Organizations are putting more and more users on their RMIS, as risk has spread through organizations and various departments are responsible for various risks. (LINK to blog on this once published). Dashboards give you an opportunity to customize RMIS use more effectively to more individuals.

For example, the risk manager responsible for claims management might customize the dashboard to display the current number of claims assigned to each adjuster and the average time it takes to close them. A safety manager may want to see the number of accidents in different areas of the business, or by facility. 

Analysis is important to leadership

In today’s competitive landscape, leaders must have timely access to key trends and data. They need the ability to identify top risks in different areas of their business and locations. With this real-time data, managers and supervisors can take the necessary steps to reduce these risks.

3 best practices for optimizing dashboard use

Ideally, your dashboard should function as a living entity. Here are three best practices to best leverage its use.

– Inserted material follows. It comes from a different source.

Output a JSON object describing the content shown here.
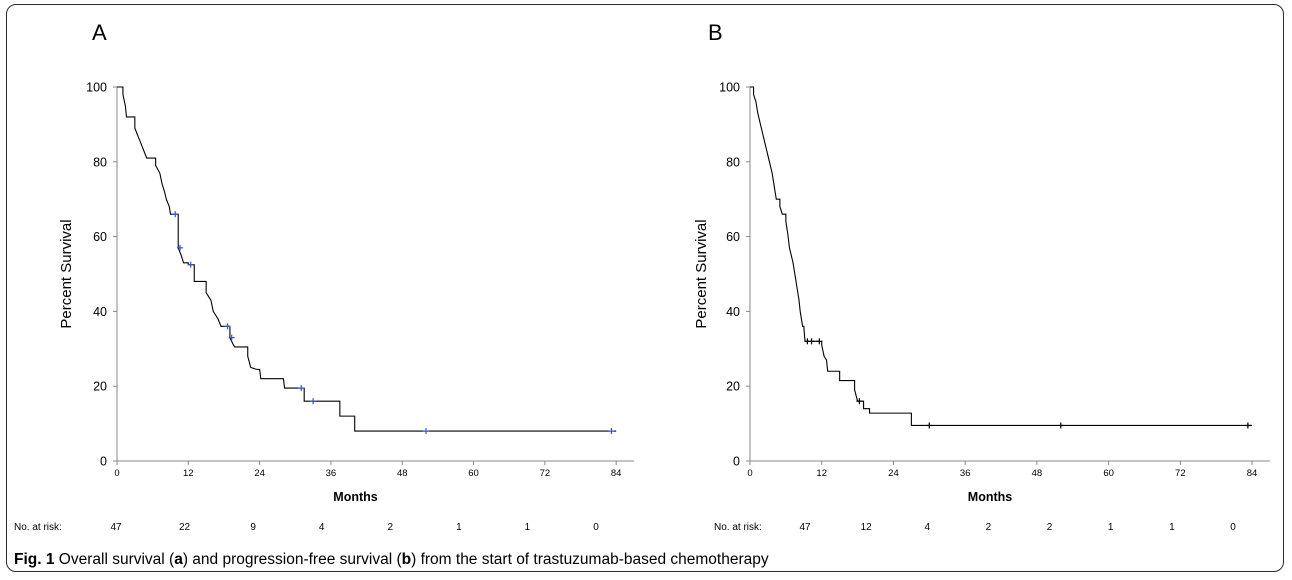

  1. Know it’s trial and error and continually evolving. Be on the lookout for other metrics that might offer insights into key trends and add them to the dashboard. It’s important to try out new metrics; they may end up being useful. 
  2. Eliminate widgets that aren’t providing value. If the user isn’t constantly looking at a metric, perhaps it doesn’t belong on their dashboard.
  3. Visualization is important. Take advantage of the graphics in your dashboard to view the information. If percentages are being tracked, pie charts are a great visualization tool; if you’re making comparisons, use bar charts. If a picture is worth 1,000 words, then a dashboard is worth 1,000 reports.

Many organizations implemented their RMIS before dashboard technology became as robust as it is today. Consequently, many are not utilizing the advancements and capabilities that come with configuring your dashboard to meet your needs. Considering how dashboards have evolved to benefit RMIS users within an organization, it has never been as critical to consider implementing dashboards as it is today.